> From: [email protected] [mailto:[email protected]] On Behalf Of
> John Sessoms
> 
> The part that mattered and y'all kind of missed was the "and don't
> touch anything else kid".
> 
> I really was a kid, not yet old enough to drive. It was very unusual
> someone my age would even be allowed inside the computer room. Not only
> was I allowed in, I was allowed to do something, a very VERY minor
> something, with the computer.
> 
> I wasn't even particularly interested in computers. If you can't take
> it apart to see how it works, what good is it? I already understood
> enough about the grown-up world to know "THEY" were never going to let
> me do that.
> 
> It was just the least boring place for me to wait around until my dad
> decided to quit work and I could catch a ride home. I don't remember
> what they used the computer for, although I'm sure I was told at some
> time or another. It was an insurance company, so it must have had
> something to do with keeping track of the money.
> 

My first job in computing was working for a small company which sold
cigarettes and tobacco (with names like "Bob's Black Bogey") from railway
station kiosks. They took on raw trainees because they didn't have to pay
very much, and in fact they paid me so little that I received a state
pension book which topped up my pay to dole levels. They took me on because
I lived close enough to the office to be able to walk there, and not spend
money on fares.

Anyway, they'd had the same computer since the 1970s, an ICL 1901T with
24-bit words. It didn't have an operating system, just an 'Exec' which
loaded programs from paper tape, and wrote messages to a teleprinter 
<http://en.wikipedia.org/wiki/ICT_1900_series#Executive>.

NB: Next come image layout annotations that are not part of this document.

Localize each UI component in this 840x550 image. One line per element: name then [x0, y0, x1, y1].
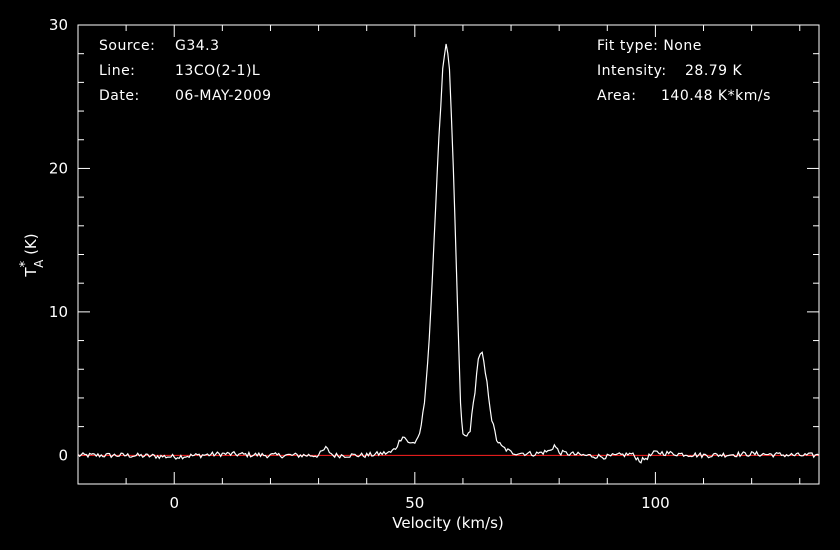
info-intensity: Intensity:	[597, 63, 667, 79]
info-area: Area:	[597, 88, 636, 104]
date-value: 06-MAY-2009	[175, 88, 272, 104]
y-tick-label: 0	[58, 446, 68, 464]
x-tick-label: 0	[169, 494, 179, 512]
info-source: Source:	[99, 38, 155, 54]
intensity-value: 28.79 K	[685, 63, 743, 79]
y-tick-label: 30	[49, 16, 68, 34]
info-date: Date:	[99, 88, 140, 104]
y-axis-label-sub: A	[32, 259, 46, 268]
y-axis-label: T*A (K)	[18, 233, 46, 277]
x-tick-label: 50	[405, 494, 424, 512]
info-date-value: 06-MAY-2009	[175, 88, 272, 104]
y-axis-label-unit: (K)	[22, 233, 40, 259]
info-intensity-value: 28.79 K	[685, 63, 742, 79]
y-axis-label-main: T	[22, 267, 40, 278]
source-label: Source:	[99, 38, 156, 54]
info-area-value: 140.48 K*km/s	[661, 88, 771, 104]
x-axis-label: Velocity (km/s)	[392, 514, 503, 532]
spectrum-trace	[77, 43, 820, 464]
info-fit: Fit type: None	[597, 38, 702, 54]
fit-label: Fit type:	[597, 38, 659, 54]
info-line-value: 13CO(2-1)L	[175, 63, 260, 79]
y-axis-label-sup: *	[18, 260, 33, 267]
y-tick-label: 20	[49, 159, 68, 177]
fit-value: None	[663, 38, 702, 54]
info-source-value: G34.3	[175, 38, 220, 54]
source-value: G34.3	[175, 38, 220, 54]
svg-text:T*A (K): T*A (K)	[18, 233, 46, 277]
x-tick-label: 100	[641, 494, 670, 512]
y-tick-label: 10	[49, 303, 68, 321]
area-value: 140.48 K*km/s	[661, 88, 771, 104]
info-line: Line:	[99, 63, 135, 79]
line-label: Line:	[99, 63, 136, 79]
area-label: Area:	[597, 88, 637, 104]
intensity-label: Intensity:	[597, 63, 667, 79]
date-label: Date:	[99, 88, 140, 104]
line-value: 13CO(2-1)L	[175, 63, 261, 79]
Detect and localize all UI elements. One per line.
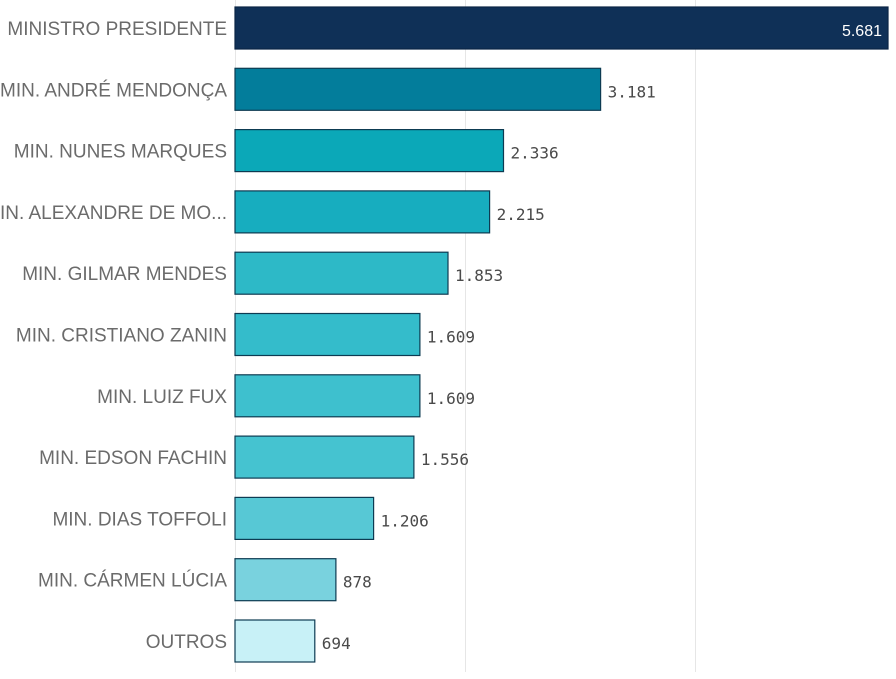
bar-0[interactable] (234, 6, 889, 50)
bar-8[interactable] (234, 496, 375, 540)
value-label-7: 1.556 (421, 450, 469, 469)
value-label-5: 1.609 (427, 328, 475, 347)
category-label-3: MIN. ALEXANDRE DE MO... (0, 203, 227, 224)
value-label-2: 2.336 (511, 144, 559, 163)
value-label-3: 2.215 (497, 205, 545, 224)
category-label-7: MIN. EDSON FACHIN (39, 448, 227, 469)
value-label-9: 878 (343, 573, 372, 592)
value-label-10: 694 (322, 634, 351, 653)
category-label-10: OUTROS (146, 632, 227, 653)
bar-1[interactable] (234, 67, 602, 111)
bars (234, 6, 889, 663)
category-label-0: MINISTRO PRESIDENTE (7, 19, 227, 40)
bar-4[interactable] (234, 251, 449, 295)
bar-3[interactable] (234, 190, 491, 234)
bar-2[interactable] (234, 129, 505, 173)
value-label-4: 1.853 (455, 266, 503, 285)
bar-9[interactable] (234, 558, 337, 602)
bar-5[interactable] (234, 312, 421, 357)
category-label-1: MIN. ANDRÉ MENDONÇA (0, 80, 227, 101)
bar-6[interactable] (234, 374, 421, 418)
category-label-5: MIN. CRISTIANO ZANIN (16, 326, 227, 347)
bar-10[interactable] (234, 619, 316, 663)
category-label-2: MIN. NUNES MARQUES (14, 142, 227, 163)
bar-7[interactable] (234, 435, 415, 479)
value-label-6: 1.609 (427, 389, 475, 408)
category-label-8: MIN. DIAS TOFFOLI (52, 509, 227, 530)
category-label-6: MIN. LUIZ FUX (97, 387, 227, 408)
category-label-9: MIN. CÁRMEN LÚCIA (38, 570, 227, 592)
value-label-1: 3.181 (608, 82, 656, 101)
value-label-8: 1.206 (381, 511, 429, 530)
labels: MINISTRO PRESIDENTE 5.681 MIN. ANDRÉ MENDO… (0, 19, 882, 653)
value-label-0: 5.681 (842, 23, 882, 40)
category-label-4: MIN. GILMAR MENDES (22, 264, 227, 285)
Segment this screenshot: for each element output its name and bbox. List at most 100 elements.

I had to support a purchase ledger system written in PLAN (the assembler for
the machine), which had been developed in the early 60s. Part of the
difficulty of the job was that there was no documentation (is there ever?)
and that the lady who used to operate it all had retired and gone to live in
Australia, so unavailable to help. 

I couldn't, in my youthful naivety, believe that someone of retirement age
could have grasped computing of such complexity. They explained that in fact
she'd started working there as the cleaner, and that after she'd finished
she used to read the operating manual for the computer. She eventually
persuaded them that she could operate the machine, so they promoted her from
cleaner to operator. From there she taught herself to program and eventually
to look after the system.

When I say there was no documentation, actually there was a flowchart. Hand
drawn, as they all were back then, it extended over many, many sheets of
paper which when unfolded covered 4 desks placed next to each other. The
rectangles were about half the size of the normal ones from flowchart
templates, and they were packed together very, very tightly indeed. I never
succeeded in grasping the full structure (I use the term loosely) of the
system because luckily a year after I joined the company was taken over by a
multinational brewer and I went to work in a modern IT department, with
computer screens and an operating system and stuff like that. That early
training has been invaluable though. 

I work with another guy now who has been around even longer than I have, and
you can see sometimes that the younger people think we're dinosaurs who
can't possibly fathom the complexities of their crappy little SQL
statements, but it's a pleasure to see their astonishment when we show that
we're not entirely a waste of oxygen.